Vladka (Fagele) Peltel Meed
Born: 1921, Warsaw, Poland
Describes reactions after the Warsaw ghetto uprising [Interview: 1991]
I felt that really everything is finished. That it's the end. I didn't think about myself, that I will live or life will go on or I will meet people or...It's the end. I...sometimes I was mad at myself that I remained, that why am I not there? I should have been there. This was the place to be together with them. I was constantly with them. I was living only for them, and it was for me like the end of everything. Of course, it was very painful when I was going as a Polish girl and listening to the surrounding...how they talk about the people being there, that they...good that they have such an end. Good that at least the Germans took care of them this way. Not all of the Poles were like this, but you heard this. Around the, the ghetto walls, instead of being part [of] what was going on there and after all they were neighbors for so many years.
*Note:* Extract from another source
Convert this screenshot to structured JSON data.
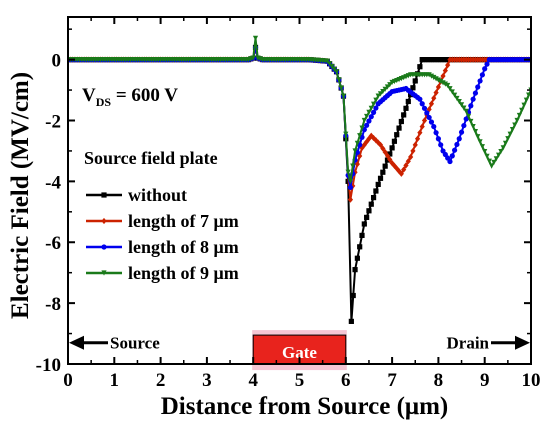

I didn't feel...not only not solidarity but not pain, not compassion, of people whom they knew for so many years and who lived door by door and seeing that everything is going into flames, is going into smoke. So it was pain. It was a lot of pain.
Vladka belonged to the Zukunft youth movement of the Bund (the Jewish Socialist party). She was active in the Warsaw ghetto underground as a member of the Jewish Fighting Organization (ZOB). In December 1942, she was smuggled out to the Aryan, Polish side of Warsaw to try to obtain arms and to find hiding places for children and adults. She became an active courier for the Jewish underground and for Jews in camps, forests, and other ghettos.